While the video focused on biology, I found myself thinking about global macroeconomics.
In my view, the macro environment follows a similar cyclic nature driven by two forces with a strong negative correlation. I began mapping them in my head. Capitalism, led by growth and inflation, acts as the stronger force. The labor market and employment rates act as the base. The central bank sits in the middle, attempting to act as a smoothing influence or a regulator of the oscillation.
When two instruments have a correlation near –1, the peak of the stronger one can often be inferred from the weaker one approaching its bottom.
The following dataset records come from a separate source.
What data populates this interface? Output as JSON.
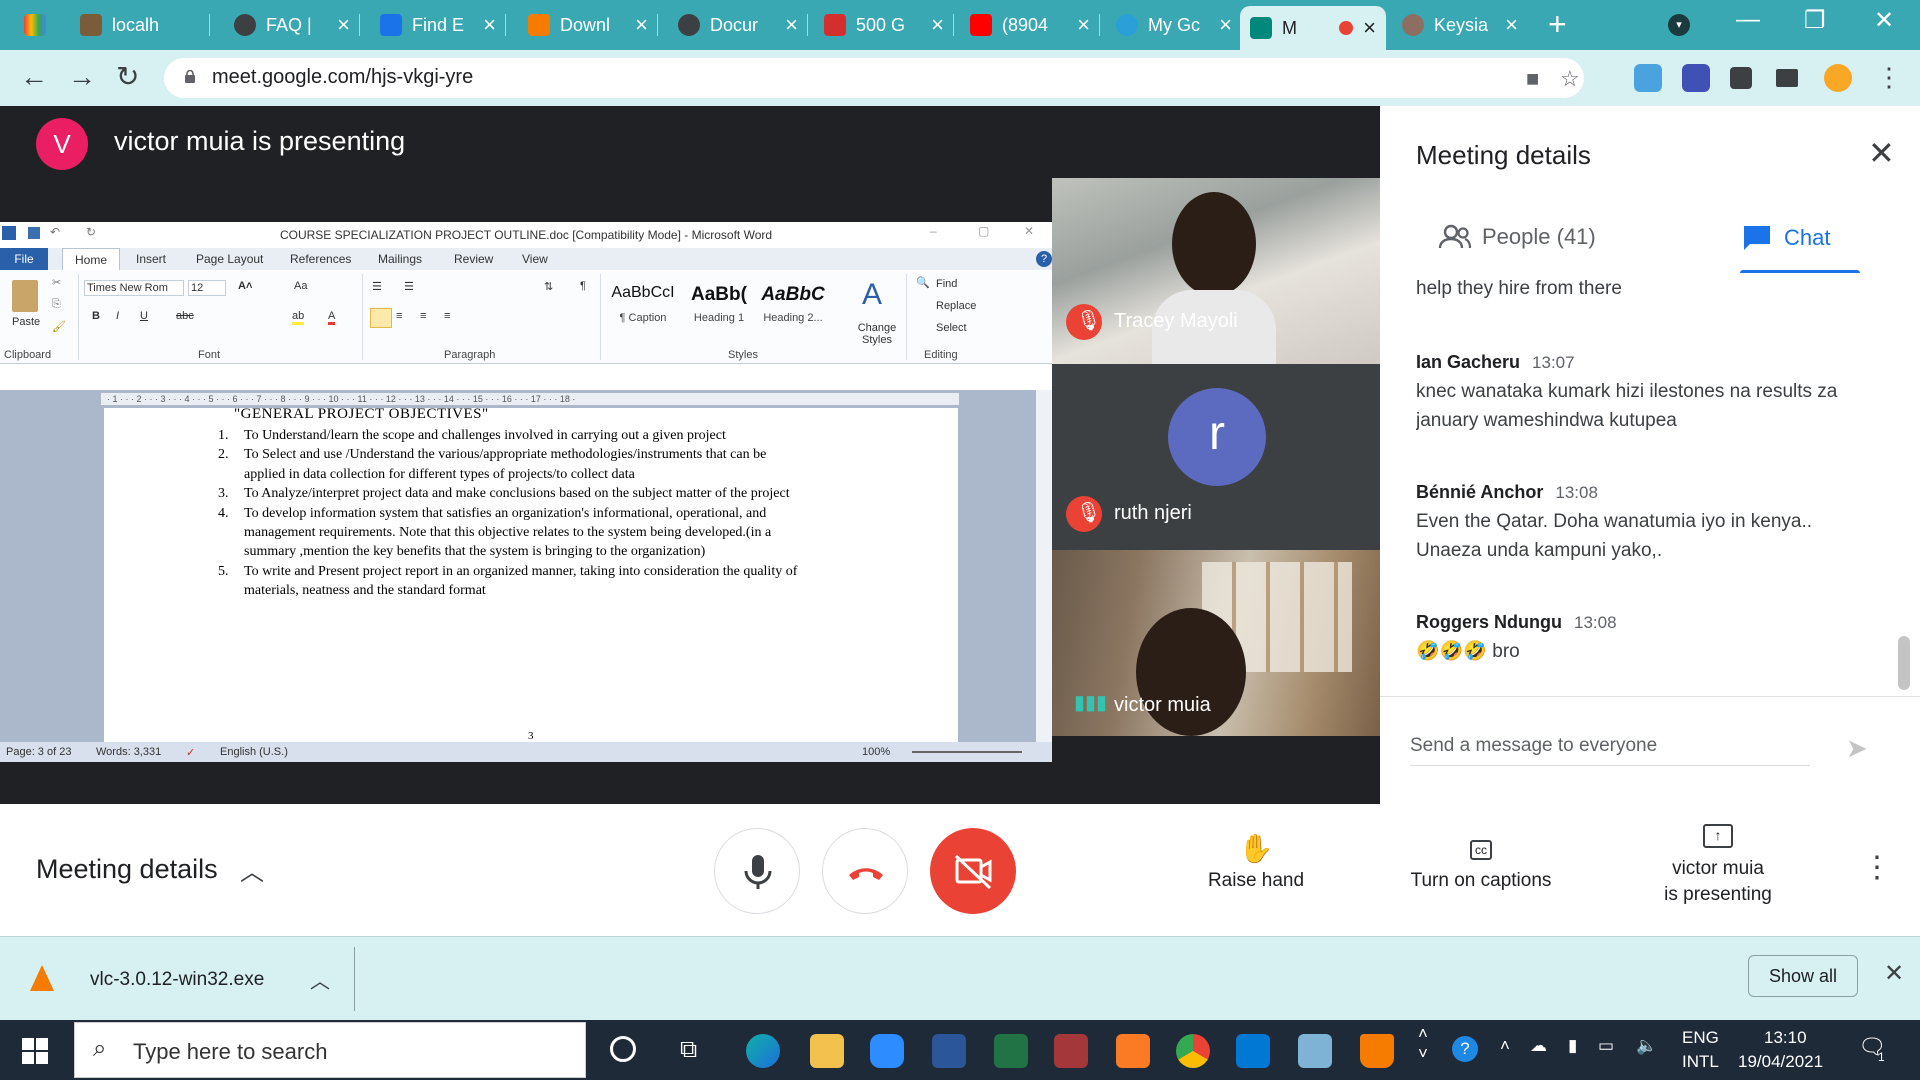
{
  "browser": {
    "tabs": [
      {
        "label": "",
        "color": "#f4b400"
      },
      {
        "label": "localh",
        "color": "#7a5b3a"
      },
      {
        "label": "FAQ | ",
        "color": "#3c4043"
      },
      {
        "label": "Find E",
        "color": "#1a73e8"
      },
      {
        "label": "Downl",
        "color": "#f57c00"
      },
      {
        "label": "Docur",
        "color": "#3c4043"
      },
      {
        "label": "500 G",
        "color": "#d32f2f"
      },
      {
        "label": "(8904",
        "color": "#ff0000"
      },
      {
        "label": "My Gc",
        "color": "#2a9fd8"
      },
      {
        "label": "M",
        "color": "#00897b"
      },
      {
        "label": "Keysia",
        "color": "#8d6e63"
      }
    ],
    "new_tab": "+",
    "url": "meet.google.com/hjs-vkgi-yre"
  },
  "meet": {
    "presenter_initial": "V",
    "presenter_text": "victor muia is presenting",
    "participants": [
      {
        "name": "Tracey Mayoli",
        "muted": true
      },
      {
        "name": "ruth njeri",
        "muted": true,
        "initial": "r"
      },
      {
        "name": "victor muia",
        "muted": false
      }
    ]
  },
  "word": {
    "title": "COURSE SPECIALIZATION PROJECT OUTLINE.doc [Compatibility Mode] - Microsoft Word",
    "tabs": [
      "File",
      "Home",
      "Insert",
      "Page Layout",
      "References",
      "Mailings",
      "Review",
      "View"
    ],
    "font_name": "Times New Rom",
    "font_size": "12",
    "groups": [
      "Clipboard",
      "Font",
      "Paragraph",
      "Styles",
      "Editing"
    ],
    "paste_label": "Paste",
    "styles": [
      {
        "sample": "AaBbCcI",
        "name": "¶ Caption"
      },
      {
        "sample": "AaBb(",
        "name": "Heading 1"
      },
      {
        "sample": "AaBbC",
        "name": "Heading 2..."
      }
    ],
    "change_styles": "Change Styles",
    "editing": [
      "Find",
      "Replace",
      "Select"
    ],
    "doc_heading": "\"GENERAL PROJECT OBJECTIVES\"",
    "objectives": [
      {
        "num": "1.",
        "text": "To Understand/learn the scope and challenges involved in carrying out a given project"
      },
      {
        "num": "2.",
        "text": "To Select and use /Understand the various/appropriate methodologies/instruments that can be applied in data collection for different types of projects/to collect data"
      },
      {
        "num": "3.",
        "text": "To Analyze/interpret project data and make conclusions based on the subject matter of the project"
      },
      {
        "num": "4.",
        "text": "To develop information system that satisfies an organization's informational, operational, and management requirements. Note that this objective relates to the system being developed.(in a summary ,mention the key benefits that the system is bringing to the organization)"
      },
      {
        "num": "5.",
        "text": "To write and Present project report in an organized manner, taking into consideration the quality of materials, neatness and the standard format"
      }
    ],
    "page_number": "3",
    "status": {
      "page": "Page: 3 of 23",
      "words": "Words: 3,331",
      "language": "English (U.S.)",
      "zoom": "100%"
    }
  },
  "panel": {
    "title": "Meeting details",
    "people_label": "People (41)",
    "chat_label": "Chat",
    "messages": [
      {
        "sender": "",
        "time": "",
        "text": "help they hire from there"
      },
      {
        "sender": "Ian Gacheru",
        "time": "13:07",
        "text": "knec wanataka kumark hizi ilestones na results za january wameshindwa kutupea"
      },
      {
        "sender": "Bénnié Anchor",
        "time": "13:08",
        "text": "Even the Qatar. Doha wanatumia iyo in kenya.. Unaeza unda kampuni yako,."
      },
      {
        "sender": "Roggers Ndungu",
        "time": "13:08",
        "text": "🤣🤣🤣 bro"
      }
    ],
    "send_placeholder": "Send a message to everyone"
  },
  "controls": {
    "meeting_details": "Meeting details",
    "raise_hand": "Raise hand",
    "captions": "Turn on captions",
    "presenting_line1": "victor muia",
    "presenting_line2": "is presenting"
  },
  "download": {
    "file": "vlc-3.0.12-win32.exe",
    "show_all": "Show all"
  },
  "taskbar": {
    "search_placeholder": "Type here to search",
    "lang_line1": "ENG",
    "lang_line2": "INTL",
    "time": "13:10",
    "date": "19/04/2021",
    "notifications": "1"
  },
  "colors": {
    "chrome_teal": "#3aa8b3",
    "meet_red": "#ea4335",
    "chat_blue": "#1a73e8",
    "presenter_pink": "#e91e63"
  }
}
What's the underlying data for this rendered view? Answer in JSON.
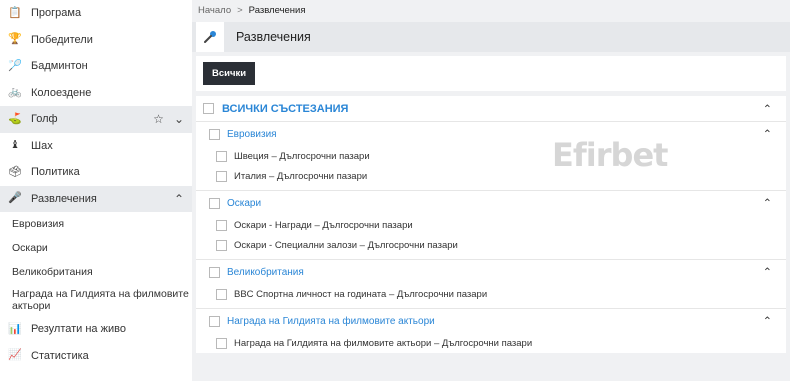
{
  "sidebar": {
    "items": [
      {
        "label": "Програма",
        "icon": "clipboard-icon",
        "glyph": "📋"
      },
      {
        "label": "Победители",
        "icon": "trophy-icon",
        "glyph": "🏆"
      },
      {
        "label": "Бадминтон",
        "icon": "shuttlecock-icon",
        "glyph": "🏸"
      },
      {
        "label": "Колоездене",
        "icon": "bicycle-icon",
        "glyph": "🚲"
      },
      {
        "label": "Голф",
        "icon": "golf-icon",
        "glyph": "⛳"
      },
      {
        "label": "Шах",
        "icon": "chess-icon",
        "glyph": "♝"
      },
      {
        "label": "Политика",
        "icon": "podium-icon",
        "glyph": "🗳"
      },
      {
        "label": "Развлечения",
        "icon": "microphone-icon",
        "glyph": "🎤"
      }
    ],
    "sub_items": [
      "Евровизия",
      "Оскари",
      "Великобритания",
      "Награда на Гилдията на филмовите актьори"
    ],
    "bottom_items": [
      {
        "label": "Резултати на живо",
        "icon": "live-scores-icon",
        "glyph": "📊"
      },
      {
        "label": "Статистика",
        "icon": "statistics-icon",
        "glyph": "📈"
      }
    ]
  },
  "breadcrumb": {
    "home": "Начало",
    "separator": ">",
    "current": "Развлечения"
  },
  "header": {
    "title": "Развлечения",
    "icon": "microphone-icon"
  },
  "filter": {
    "all_button": "Всички"
  },
  "competitions": {
    "all_label": "ВСИЧКИ СЪСТЕЗАНИЯ",
    "groups": [
      {
        "name": "Евровизия",
        "items": [
          "Швеция – Дългосрочни пазари",
          "Италия – Дългосрочни пазари"
        ]
      },
      {
        "name": "Оскари",
        "items": [
          "Оскари - Награди – Дългосрочни пазари",
          "Оскари - Специални залози – Дългосрочни пазари"
        ]
      },
      {
        "name": "Великобритания",
        "items": [
          "BBC Спортна личност на годината – Дългосрочни пазари"
        ]
      },
      {
        "name": "Награда на Гилдията на филмовите актьори",
        "items": [
          "Награда на Гилдията на филмовите актьори – Дългосрочни пазари"
        ]
      }
    ]
  },
  "watermark": "Efirbet",
  "colors": {
    "accent": "#2a86d6",
    "dark_button": "#2b2f36",
    "active_bg": "#e9ebee"
  }
}
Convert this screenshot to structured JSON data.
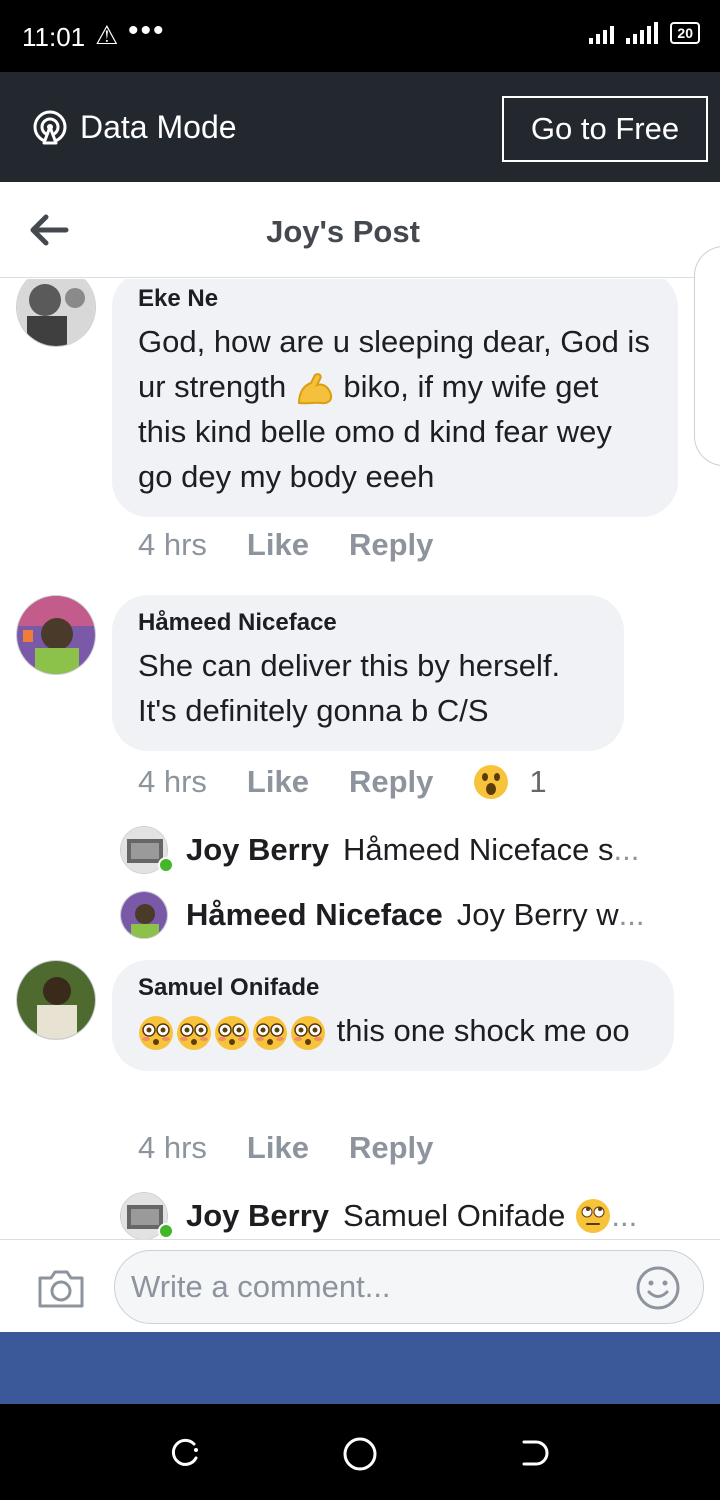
{
  "status_bar": {
    "time": "11:01",
    "alert_glyph": "⚠",
    "dots": "•••",
    "battery": "20"
  },
  "banner": {
    "data_mode_label": "Data Mode",
    "go_free_label": "Go to Free"
  },
  "nav": {
    "title": "Joy's Post"
  },
  "comments": [
    {
      "author": "Eke Ne",
      "text_before_emoji": "God, how are u sleeping dear, God is ur strength ",
      "emoji_icon": "flexed-biceps",
      "text_after_emoji": "  biko, if my wife get this kind belle omo d kind fear wey go dey my body eeeh",
      "time": "4 hrs",
      "like": "Like",
      "reply": "Reply"
    },
    {
      "author": "Håmeed Niceface",
      "text": "She can deliver this by herself. It's definitely gonna b C/S",
      "time": "4 hrs",
      "like": "Like",
      "reply": "Reply",
      "reaction_icon": "wow-face",
      "reaction_count": "1",
      "replies": [
        {
          "author": "Joy Berry",
          "text": "Håmeed Niceface s",
          "more": "..."
        },
        {
          "author": "Håmeed Niceface",
          "text": "Joy Berry w",
          "more": "..."
        }
      ]
    },
    {
      "author": "Samuel Onifade",
      "emoji_icon": "flushed-face",
      "emoji_count": 5,
      "text": "this one shock me oo",
      "time": "4 hrs",
      "like": "Like",
      "reply": "Reply",
      "replies": [
        {
          "author": "Joy Berry",
          "text": "Samuel Onifade",
          "emoji_icon": "rolling-eyes-face",
          "more": "..."
        }
      ]
    }
  ],
  "composer": {
    "placeholder": "Write a comment..."
  },
  "colors": {
    "status_bar": "#000000",
    "banner": "#23272e",
    "bubble": "#f0f2f5",
    "brand_blue": "#3b5998",
    "online": "#42b72a",
    "muted": "#8d949e"
  }
}
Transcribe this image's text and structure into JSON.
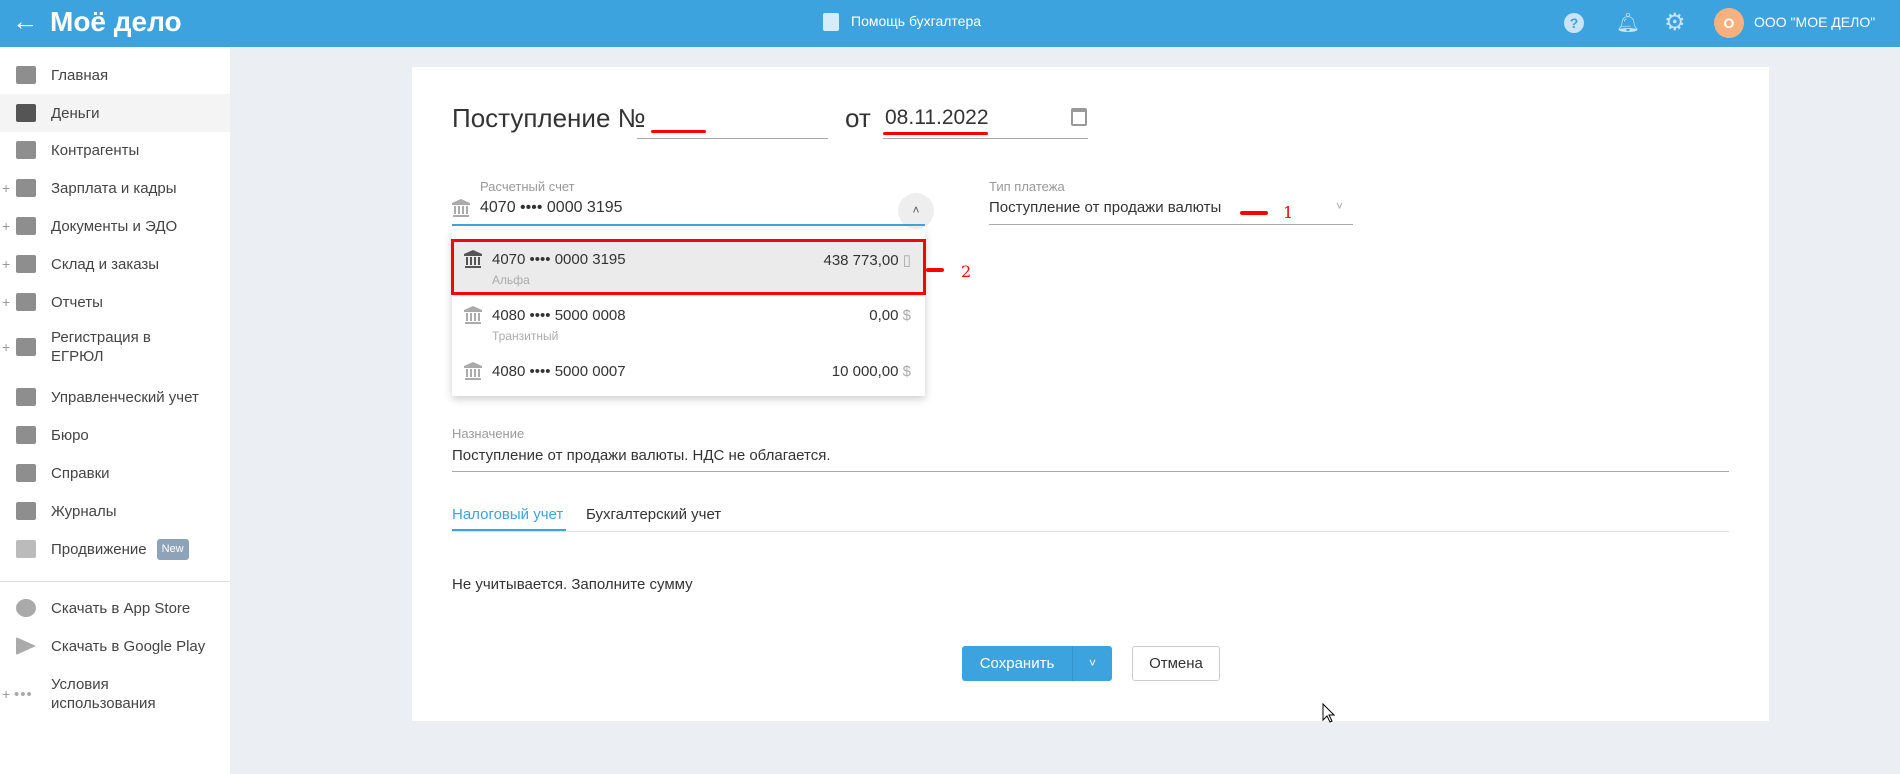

I wanted to see if my Researcher agent could bridge the gap between this biological math and financial reality.
I asked the agent a specific, tricky question:
"I recently came across the predator–prey equation, which models two forces that move cyclically with strong negative correlation. It made me think about global macro: when two financial instruments have a correlation near –1, the peak of the stronger one can often be inferred from the weaker one approaching its bottom and its velocity slowing. If we map this analogy to macro forces, capitalism as the stronger force, labour as the weaker force, and the central bank as a smoothing influence, how can we derive a mathematical model that captures their cyclical interaction and turning points?"
The response was scarily reasonable. Instead of a generic summary of macroeconomics, the agent pointed me directly toward the Goodwin Model I never know before. Developed in 1967, Richard Goodwin’s "Growth Cycle" is a formal application of the predator-prey equations to the distribution of national income. In this model, the "predator" is the employment rate and the "prey" is the share of labor in national income.
The agent walked through how high employment leads to higher wages, which eventually squeezes profits, reduces investment, and leads to a downturn in employment, restarting the loop. It captured the exact velocity and turning point logic I was looking for.
I asked it to simulate 2026 sp500 peak with python code, and here is its prediction (simplied version - no mont carlo, no parameter sweep, initial settings not accurate):
This interaction validated the current direction of MATS. Its purpose is conceptual synthesis. In a trading context, we are often looking for the "why" behind the "what." By correctly identifying the Goodwin Model, the agent demonstrated it could move from a vague analogy to a grounded, historical framework that provides a mathematical basis for trade timing.
Systems thinking is about finding the universal patterns that govern different domains. The Researcher agent proved it can see the pattern.